Desire Lines: An Introduction to Issue Three
The Latin linea, from which the word ‘line’ originates, means ‘linen thread, string’. From linea comes linum, the botanical name of the flax plant, from which linen is made. The first lines were threads made of plants; line was a physical ‘thing’. But it soon became something else: a concept. Take the word ruler, for example. It is both a tool used to draw a straight line and a sovereign who controls and governs a territory. The two definitions are perhaps more closely related than first imagined. Lines shape lives.
In Wonderground Issue Three we’ve woven a basket, of sorts. Each essay, interview, poem, observation, a line of life woven together with another. A tangle of stories that weave together to say something of this world and the things that tie us together. Love lines, desire lines, border lines, power lines. Heart lines.
Ecologist John Woinarski maps invisible landscape lines traced by animals and plants for millennia. The essay is accompanied by Spanish artist Xavi Bou’s photographic series Ornithographies, which makes visible the movements of birds through the sky.
‘For some migratory birds, these lines and links have been mapped and designated as ‘flyways’: the curlews, along with many other shorebirds, use the East Asian–Australasian Flyway. Such long-distance movements serve to remind us that nationalism is a human abstraction, an artificial reductionism, a cut against nature. This is one world, long endowed with meaningful connections.’
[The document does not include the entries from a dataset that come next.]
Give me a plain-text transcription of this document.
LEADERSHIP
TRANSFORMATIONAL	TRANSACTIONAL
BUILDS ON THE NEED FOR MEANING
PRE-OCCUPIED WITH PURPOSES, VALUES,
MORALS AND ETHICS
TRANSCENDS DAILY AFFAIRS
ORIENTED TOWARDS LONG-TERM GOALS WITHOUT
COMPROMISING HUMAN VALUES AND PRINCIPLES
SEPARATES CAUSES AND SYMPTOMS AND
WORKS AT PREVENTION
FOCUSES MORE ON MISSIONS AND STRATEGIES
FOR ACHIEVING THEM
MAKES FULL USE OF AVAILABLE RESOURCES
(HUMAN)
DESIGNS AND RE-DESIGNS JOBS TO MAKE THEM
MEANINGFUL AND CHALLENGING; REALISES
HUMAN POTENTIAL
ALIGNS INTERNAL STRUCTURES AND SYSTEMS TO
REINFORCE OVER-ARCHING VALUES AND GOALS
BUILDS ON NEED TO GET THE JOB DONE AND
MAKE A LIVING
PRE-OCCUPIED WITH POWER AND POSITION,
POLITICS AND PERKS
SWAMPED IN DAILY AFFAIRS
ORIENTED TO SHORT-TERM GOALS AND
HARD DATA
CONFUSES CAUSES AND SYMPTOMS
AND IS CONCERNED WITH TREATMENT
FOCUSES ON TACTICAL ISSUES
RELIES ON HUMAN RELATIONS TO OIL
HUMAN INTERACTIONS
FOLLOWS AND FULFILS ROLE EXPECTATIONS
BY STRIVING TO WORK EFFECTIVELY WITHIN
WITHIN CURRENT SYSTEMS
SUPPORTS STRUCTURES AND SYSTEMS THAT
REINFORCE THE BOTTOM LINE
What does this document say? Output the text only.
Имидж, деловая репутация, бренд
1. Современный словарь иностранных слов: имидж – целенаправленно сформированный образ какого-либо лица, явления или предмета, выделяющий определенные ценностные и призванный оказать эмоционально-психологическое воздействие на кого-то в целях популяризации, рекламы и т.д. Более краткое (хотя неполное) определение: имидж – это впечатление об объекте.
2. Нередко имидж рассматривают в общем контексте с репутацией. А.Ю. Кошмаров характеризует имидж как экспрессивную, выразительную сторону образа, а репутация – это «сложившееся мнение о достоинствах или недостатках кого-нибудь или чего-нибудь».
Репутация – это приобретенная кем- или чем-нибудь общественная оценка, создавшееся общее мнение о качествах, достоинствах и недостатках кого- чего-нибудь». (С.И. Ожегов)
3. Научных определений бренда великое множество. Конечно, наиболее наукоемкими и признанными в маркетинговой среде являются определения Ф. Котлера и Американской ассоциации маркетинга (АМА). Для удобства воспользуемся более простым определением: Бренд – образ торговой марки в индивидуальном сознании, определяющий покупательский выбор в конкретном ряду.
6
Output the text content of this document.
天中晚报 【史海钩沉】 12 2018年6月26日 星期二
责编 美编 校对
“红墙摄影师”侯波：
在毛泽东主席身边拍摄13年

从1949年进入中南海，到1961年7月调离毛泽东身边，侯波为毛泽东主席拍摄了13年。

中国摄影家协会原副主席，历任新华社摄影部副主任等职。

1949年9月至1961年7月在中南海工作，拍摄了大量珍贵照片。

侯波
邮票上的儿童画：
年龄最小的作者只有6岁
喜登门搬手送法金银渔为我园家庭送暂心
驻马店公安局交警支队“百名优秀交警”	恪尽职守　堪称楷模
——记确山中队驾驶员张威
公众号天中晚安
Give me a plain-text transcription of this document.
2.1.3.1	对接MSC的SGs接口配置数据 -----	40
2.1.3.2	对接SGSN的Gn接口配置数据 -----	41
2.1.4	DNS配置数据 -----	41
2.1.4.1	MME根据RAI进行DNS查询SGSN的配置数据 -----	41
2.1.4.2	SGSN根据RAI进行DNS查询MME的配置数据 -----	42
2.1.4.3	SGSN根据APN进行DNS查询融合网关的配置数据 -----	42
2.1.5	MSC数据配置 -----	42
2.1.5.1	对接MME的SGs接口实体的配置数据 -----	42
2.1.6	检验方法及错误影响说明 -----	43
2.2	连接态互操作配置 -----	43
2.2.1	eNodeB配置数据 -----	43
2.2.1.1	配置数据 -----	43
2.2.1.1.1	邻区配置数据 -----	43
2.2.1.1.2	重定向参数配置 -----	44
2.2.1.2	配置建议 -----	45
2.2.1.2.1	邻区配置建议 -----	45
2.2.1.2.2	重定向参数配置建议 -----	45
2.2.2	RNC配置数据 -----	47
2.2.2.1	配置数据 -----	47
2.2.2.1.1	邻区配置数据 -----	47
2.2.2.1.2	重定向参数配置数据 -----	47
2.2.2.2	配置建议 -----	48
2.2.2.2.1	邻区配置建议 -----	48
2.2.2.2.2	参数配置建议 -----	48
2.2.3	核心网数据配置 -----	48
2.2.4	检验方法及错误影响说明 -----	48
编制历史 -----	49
The Pleasure Garden of the Living and the Dead
Ecosexuality and Derek Jarman’s garden by Jamiee Edwards
‘Ecosexuality strays, queers and defies ‘proper’ affiliations of love and care for nature. Indeed, what does it look like to imagine the skin of Earth like the skin of our lover? We kiss. We delight. We care for one another ‘until death brings us closer’, as reads Annie Sprinkle and Beth Stephens’ last vow in their marriage ceremony to Earth. And indeed, death looms.’
Paths of Least Resistance
Chilean landscape architect Teresa Moller in Conversation with Georgina Reid
‘Having beauty or aesthetics as a goal is not enough anymore … Beauty should come after everything is well designed, is well thought out and experienced. I mean, the project should work by itself. And that’s the beauty. It’s not the colours or the textures or the extravagance. It is, for me at least, having people involved and feeling that they are part of that place. We are part of the forest, it’s not like we’re here and the forest is there.’
Love Letters to Country
Marika Duczynski yarns with Wiradjuri artist and poet Jazz Money
‘Wiradjuri is just a beautiful language. I’ve got a picture on my wall that says ‘giyira’, which is our word for ‘womb’, and it’s also our word for ‘the future’. I mean, this is an insight into a whole way of being, a whole way of viewing the world. Responsibility, science, love and interconnectedness is carried in this one word. It’s so much more sophisticated than anything English can do.’
Landscapes can be managed in ways that liberate, not smother, ecological processes, according to landscape architecture professor Emily Knox.
‘Choreography asks us to read landscapes as the result of those inherently creative processes, to find ways to meddle within them, to shape trajectories, but not control or mandate. It prompts us to prioritise tendencies over absolutes, and to accept and encourage uncertainty, ambiguity and chance as a method of shaping places at large scales. At its core, choreography frames an ethic of action in the world, one that favours care rather than control, that does not seek to achieve an imagined future fixed state, but creates space for being in long-term conversation with a place, returning again and again with fresh eyes.’